[parser] learning a sparser averaged perceptron model for the parser using the following method:

- store a vector of update counts for each feature in the model - when the model updates after making a mistake, increment the update counters for the observed features in that example - after the model is finished training, keep only the features that participated in a minimum number of updates This method is described in greater detail in this paper from Yoav Goldberg: https://www.cs.bgu.ac.il/~yoavg/publications/acl2011sparse.pdf The authors there report a 4x size reduction at only a trivial cost in terms of accuracy. So far the trials on libpostal indicate roughly the same, though at lower training set sizes the accuracy cost is greater. This method is more effective than simple feature pruning as feature pruning methods are usually based on the frequency of the feature in the training set, and infrequent features can still be important. However, the perceptron's early iterations make many updates on irrelevant featuers simply because the weights for the more relevant features aren't tuned yet. The number of updates a feature participates in can be seen as a measure of its relevance to classifying examples.

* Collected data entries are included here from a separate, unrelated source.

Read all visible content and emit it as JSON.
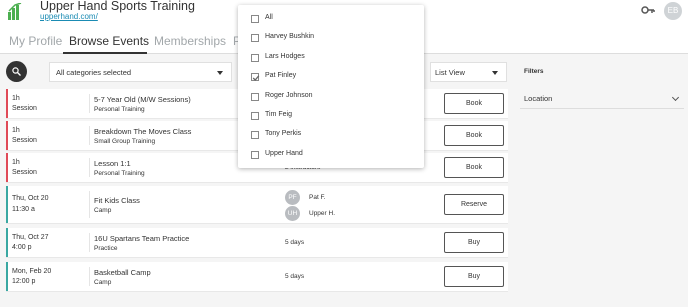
{
  "header": {
    "title": "Upper Hand Sports Training",
    "url": "upperhand.com/",
    "avatar_initials": "EB"
  },
  "tabs": [
    {
      "label": "My Profile",
      "active": false
    },
    {
      "label": "Browse Events",
      "active": true
    },
    {
      "label": "Memberships",
      "active": false
    },
    {
      "label": "P",
      "active": false
    }
  ],
  "toolbar": {
    "category_select": "All categories selected",
    "view_select": "List View"
  },
  "filters": {
    "title": "Filters",
    "location_label": "Location"
  },
  "events": [
    {
      "col1": "1h",
      "col1b": "Session",
      "name": "5-7 Year Old (M/W Sessions)",
      "type": "Personal Training",
      "when": "",
      "button": "Book",
      "accent": "#e04a57"
    },
    {
      "col1": "1h",
      "col1b": "Session",
      "name": "Breakdown The Moves Class",
      "type": "Small Group Training",
      "when": "",
      "button": "Book",
      "accent": "#e04a57"
    },
    {
      "col1": "1h",
      "col1b": "Session",
      "name": "Lesson 1:1",
      "type": "Personal Training",
      "when": "2 instructors",
      "button": "Book",
      "accent": "#e04a57"
    },
    {
      "col1": "Thu, Oct 20",
      "col1b": "11:30 a",
      "name": "Fit Kids Class",
      "type": "Camp",
      "when": "",
      "button": "Reserve",
      "accent": "#3aa8a2",
      "staff": [
        {
          "initials": "PF",
          "name": "Pat F."
        },
        {
          "initials": "UH",
          "name": "Upper H."
        }
      ]
    },
    {
      "col1": "Thu, Oct 27",
      "col1b": "4:00 p",
      "name": "16U Spartans Team Practice",
      "type": "Practice",
      "when": "5 days",
      "button": "Buy",
      "accent": "#3aa8a2"
    },
    {
      "col1": "Mon, Feb 20",
      "col1b": "12:00 p",
      "name": "Basketball Camp",
      "type": "Camp",
      "when": "5 days",
      "button": "Buy",
      "accent": "#3aa8a2"
    }
  ],
  "dropdown": {
    "items": [
      {
        "label": "All",
        "checked": false
      },
      {
        "label": "Harvey Bushkin",
        "checked": false
      },
      {
        "label": "Lars Hodges",
        "checked": false
      },
      {
        "label": "Pat Finley",
        "checked": true
      },
      {
        "label": "Roger Johnson",
        "checked": false
      },
      {
        "label": "Tim Feig",
        "checked": false
      },
      {
        "label": "Tony Perkis",
        "checked": false
      },
      {
        "label": "Upper Hand",
        "checked": false
      }
    ]
  },
  "colors": {
    "session_accent": "#e04a57",
    "dated_accent": "#3aa8a2",
    "brand_green": "#5cb85c",
    "link": "#1a8bb3"
  }
}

This commit introduces --min-features option to address_parser_train (default=5), so it can effectively be turned off by using "--min-features 0" or "--min-features 1".
2017-03-06 21:56:10 -05:00
parent 5c1c1ae0f2
commit 95015990ab
3 changed files with 104 additions and 18 deletions
--- a/src/averaged_perceptron_trainer.h
+++ b/src/averaged_perceptron_trainer.h
@@ -60,15 +60,17 @@ typedef struct averaged_perceptron_trainer {
    uint64_t num_updates;
    uint64_t num_errors;
    uint32_t iterations;
+    uint64_t min_updates;
    khash_t(str_uint32) *features;
    khash_t(str_uint32) *classes;
    cstring_array *class_strings;
    // {feature_id => {class_id => class_weight_t}}
    khash_t(feature_class_weights) *weights;
+    uint64_array *update_counts;
    double_array *scores;
 } averaged_perceptron_trainer_t;

-averaged_perceptron_trainer_t *averaged_perceptron_trainer_new(void);
+averaged_perceptron_trainer_t *averaged_perceptron_trainer_new(uint64_t min_updates);

 uint32_t averaged_perceptron_trainer_predict(averaged_perceptron_trainer_t *self, cstring_array *features);